Por enésima vez, estos días, inicié la crianza de mi nueva mascota: Olí, diminutivo de Olivia. Y, siendo una Gran Danés, tal vez sea lo único pequeño que tenga.
Desde el anuncio de su llegada, comencé los preparativos: Espacios apropiados y exprofeso para ella, preguntando sobre sus costumbre y alimentación y, sin darme cuenta, aceptándola incluso antes de conocerla. Sí. . . me di cuenta de que, sin proponérmelo, ya la estaba disfrutando sin importar lo que viniera con su presencia.
En apenas tres días, el vínculo entre nosotras está establecido. A pesar de la poca rutina de mis últimos días, con gran intención, la he observado para conocer sus reacciones y su propio lenguaje. Me he dado a la tarea de descubrir su temperamento y un poco de sus miedos.
Aunque he tratado de no violentar sus hábitos pasados, los nuevos que he considerado saludables e indispensables para hacer de nuestra convivencia, algo sencillo, han sido impuestos. Horarios de comidas y de descanso, por ejemplo, están regulando su día y sus necesidades, pero sin presionar los míos.
Ya puedo reconocer la frente fruncida cuando Olí quiere entender o ese andar en círculos cuando requiere volver al jardín para atender necesidades básicas y su gusto por descubrir lo oculto en los rincones.
Lo más sorprendente es que, para alguien con tendencias perfeccionistas como yo, la ansiedad no participó de estas primeras convivencias, sino que he fluido con naturalidad y sin expectativas.

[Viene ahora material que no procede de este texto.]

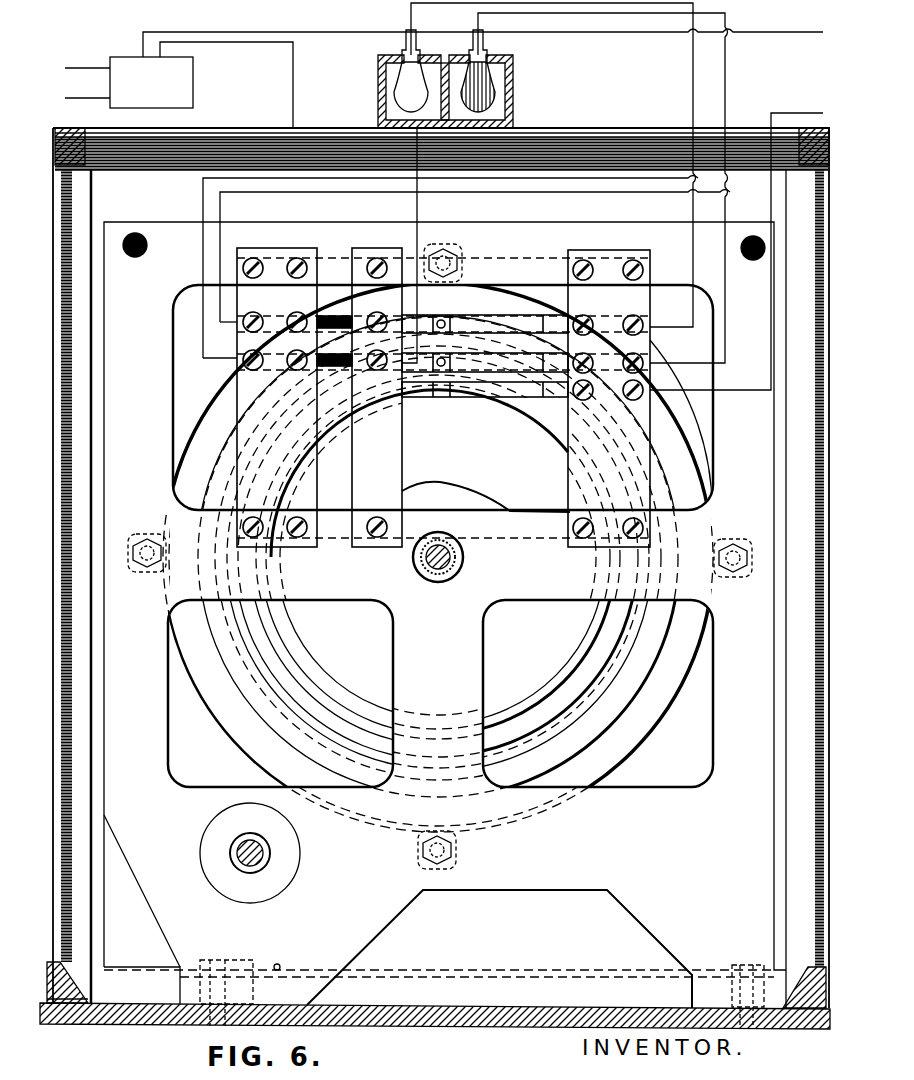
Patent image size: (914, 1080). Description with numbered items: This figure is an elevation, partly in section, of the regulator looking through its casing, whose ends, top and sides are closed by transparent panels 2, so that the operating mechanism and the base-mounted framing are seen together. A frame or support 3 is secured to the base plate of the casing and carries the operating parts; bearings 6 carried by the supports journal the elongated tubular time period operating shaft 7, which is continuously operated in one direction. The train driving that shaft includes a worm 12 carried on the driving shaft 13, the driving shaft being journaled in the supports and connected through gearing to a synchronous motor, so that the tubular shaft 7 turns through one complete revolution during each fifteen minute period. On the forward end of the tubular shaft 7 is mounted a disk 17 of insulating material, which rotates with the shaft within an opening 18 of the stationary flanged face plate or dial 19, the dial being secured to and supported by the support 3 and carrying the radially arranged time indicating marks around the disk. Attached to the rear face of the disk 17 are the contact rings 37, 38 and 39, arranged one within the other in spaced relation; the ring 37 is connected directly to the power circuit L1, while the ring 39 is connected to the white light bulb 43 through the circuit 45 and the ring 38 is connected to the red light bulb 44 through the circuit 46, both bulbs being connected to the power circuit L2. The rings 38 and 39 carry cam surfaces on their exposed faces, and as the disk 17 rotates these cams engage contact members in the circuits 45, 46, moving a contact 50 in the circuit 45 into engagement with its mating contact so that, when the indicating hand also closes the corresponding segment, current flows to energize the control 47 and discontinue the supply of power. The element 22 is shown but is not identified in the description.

The transparent panel 2 is at (213, 136).
The frame or support 3 is at (571, 891).
The bearing 6 is at (447, 580).
The tubular time period operating shaft 7 is at (456, 565).
The worm 12 is at (438, 568).
The driving shaft 13 is at (263, 853).
The disk 17 is at (230, 716).
The opening 18 is at (208, 413).
The face plate or dial 19 is at (128, 222).
The shaft end 22 is at (450, 553).
The contact ring 37 is at (558, 673).
The contact ring 38 is at (614, 641).
The contact ring 39 is at (637, 680).
The electric light bulb 43 is at (393, 97).
The electric light bulb 44 is at (496, 100).
The circuit 45 is at (693, 240).
The circuit 46 is at (733, 297).
The control 47 is at (193, 65).
The contact 50 is at (293, 78).
The power circuit L1 is at (736, 242).
The power circuit L2 is at (483, 35).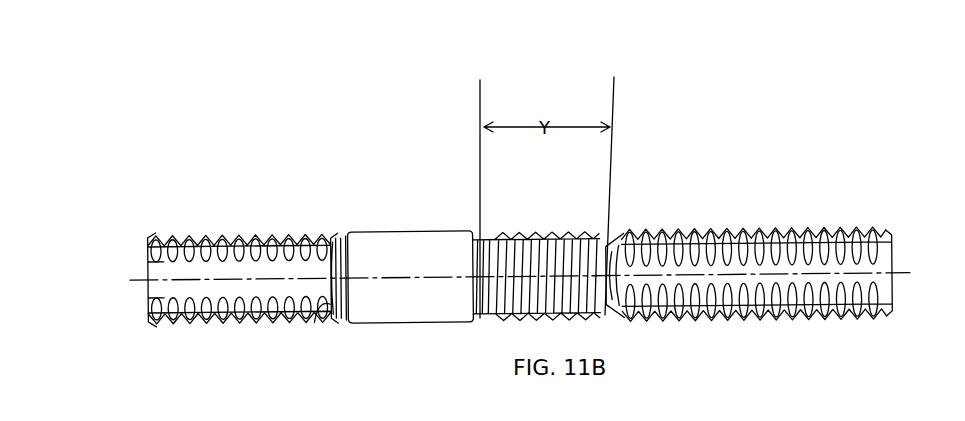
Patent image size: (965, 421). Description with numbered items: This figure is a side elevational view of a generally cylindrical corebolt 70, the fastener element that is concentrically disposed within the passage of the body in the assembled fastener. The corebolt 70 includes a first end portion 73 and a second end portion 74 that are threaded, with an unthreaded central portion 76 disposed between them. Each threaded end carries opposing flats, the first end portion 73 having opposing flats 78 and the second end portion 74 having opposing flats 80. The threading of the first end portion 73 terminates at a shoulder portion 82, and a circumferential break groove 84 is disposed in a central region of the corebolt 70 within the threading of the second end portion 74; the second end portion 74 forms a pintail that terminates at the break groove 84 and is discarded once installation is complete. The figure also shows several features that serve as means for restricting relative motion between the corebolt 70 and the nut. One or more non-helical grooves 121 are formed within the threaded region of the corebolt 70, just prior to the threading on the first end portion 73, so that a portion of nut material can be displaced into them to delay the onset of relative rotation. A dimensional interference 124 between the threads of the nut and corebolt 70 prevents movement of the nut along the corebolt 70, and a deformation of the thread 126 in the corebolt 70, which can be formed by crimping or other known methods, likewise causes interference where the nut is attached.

¿Será producto de la experiencia o de un poco de madurez adquirida? No lo sé, pero puedo asegurar que ha sido un proceso divertido y lleno de placer para ambas. Conocer su temperamento, sus gustos y sus miedos para entenderla y, no para cambiarla, creo que ha hecho la diferencia.
Después de disfrutar la llegada de Olí, me pregunto, ¿Por qué no tuve un perro antes de tener a mis propios hijos? ¡Vaya que su llegada y nuestra vida, hubiera sido mucho más relajada y tranquila!